Trump’s campaign and White House staff have launched fitful efforts to reach out to suburban voters around issues including prescription drugs, student loans and teenage e-cigarette usage. They also hope to drive turnout among more rural parts of the state.

“Trump’s base is rural and small-town Pennsylvania, white working-class voters whose ancestors worked in the mines and in the mills,” said G. Terry Madonna, a political science professor at Franklin and Marshall College. “Voters in the suburbs and rural, small-town America are on very different paths when it comes to the future of the country.The real fear that the Republicans have is that if the suburbs are the most populous areas and if this trend continues, the problems could worsen.”

Democratic strategists, as they did in 2018, coached candidates to focus on messages about health care and other pocketbook matters, with issues such as Medicaid expansion bolstering Beshear in Kentucky and playing a central role in Democratic victories in Virginia.

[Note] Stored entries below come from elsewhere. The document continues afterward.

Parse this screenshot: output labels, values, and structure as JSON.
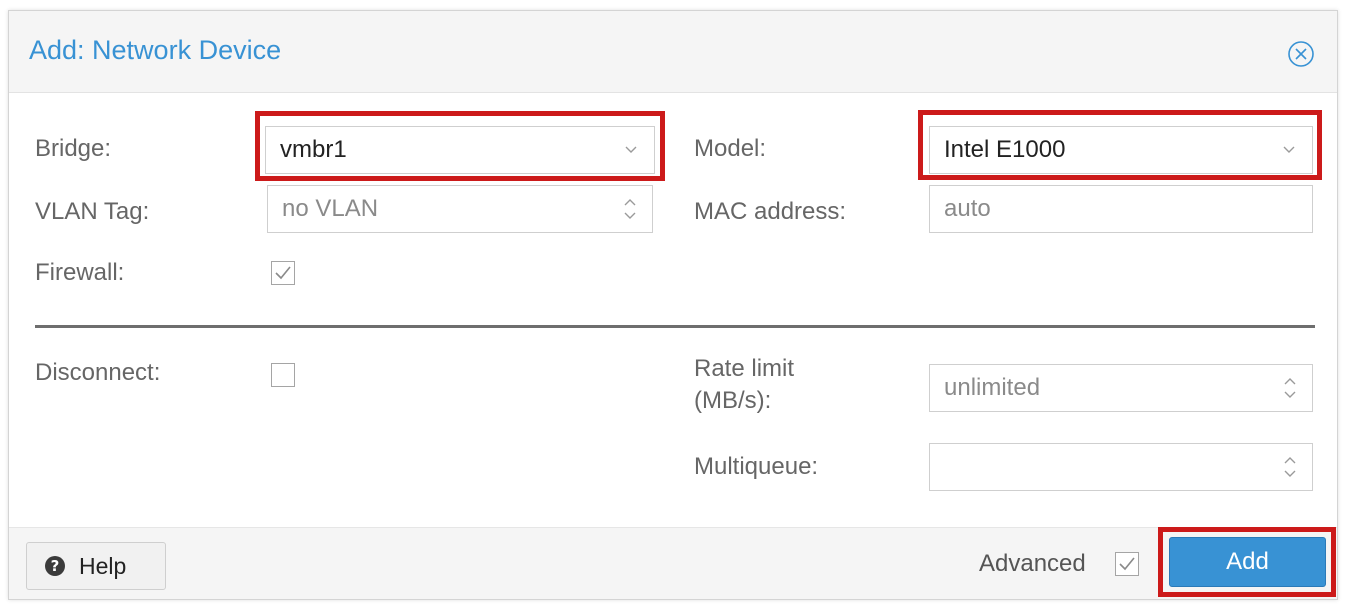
{
  "dialog": {
    "title": "Add: Network Device"
  },
  "form": {
    "bridge": {
      "label": "Bridge:",
      "value": "vmbr1"
    },
    "model": {
      "label": "Model:",
      "value": "Intel E1000"
    },
    "vlan_tag": {
      "label": "VLAN Tag:",
      "placeholder": "no VLAN"
    },
    "mac_address": {
      "label": "MAC address:",
      "placeholder": "auto"
    },
    "firewall": {
      "label": "Firewall:",
      "checked": true
    },
    "disconnect": {
      "label": "Disconnect:",
      "checked": false
    },
    "rate_limit": {
      "label_line1": "Rate limit",
      "label_line2": "(MB/s):",
      "placeholder": "unlimited"
    },
    "multiqueue": {
      "label": "Multiqueue:",
      "value": ""
    }
  },
  "footer": {
    "help_label": "Help",
    "help_icon_glyph": "?",
    "advanced_label": "Advanced",
    "advanced_checked": true,
    "add_label": "Add"
  },
  "icons": {
    "close": "close-circle-icon",
    "dropdown": "chevron-down-icon",
    "spinner": "spinner-arrows-icon",
    "check": "checkmark-icon",
    "help": "question-circle-icon"
  },
  "colors": {
    "accent": "#3892d4",
    "highlight": "#cc1a1a",
    "label": "#666666"
  }
}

Scott Kosar, a Democratic consultant who had multiple winning candidates in Virginia, said he was shocked to see some of them being attacked as illegal immigrant-loving socialists by their Republican rivals in places where that sort of politics did not work in state elections in 2017 and seemed unlikely to succeed this year.

“It sure seems that Republicans have forgotten how to run persuasion campaigns. All they do is polarize the electorate,” Kosar said. “If you look at their success over the last 10 years, they have won by winning in places with historical Democrats who now vote like federal Republicans. That is now over.”

Aaron Blake contributed to this report.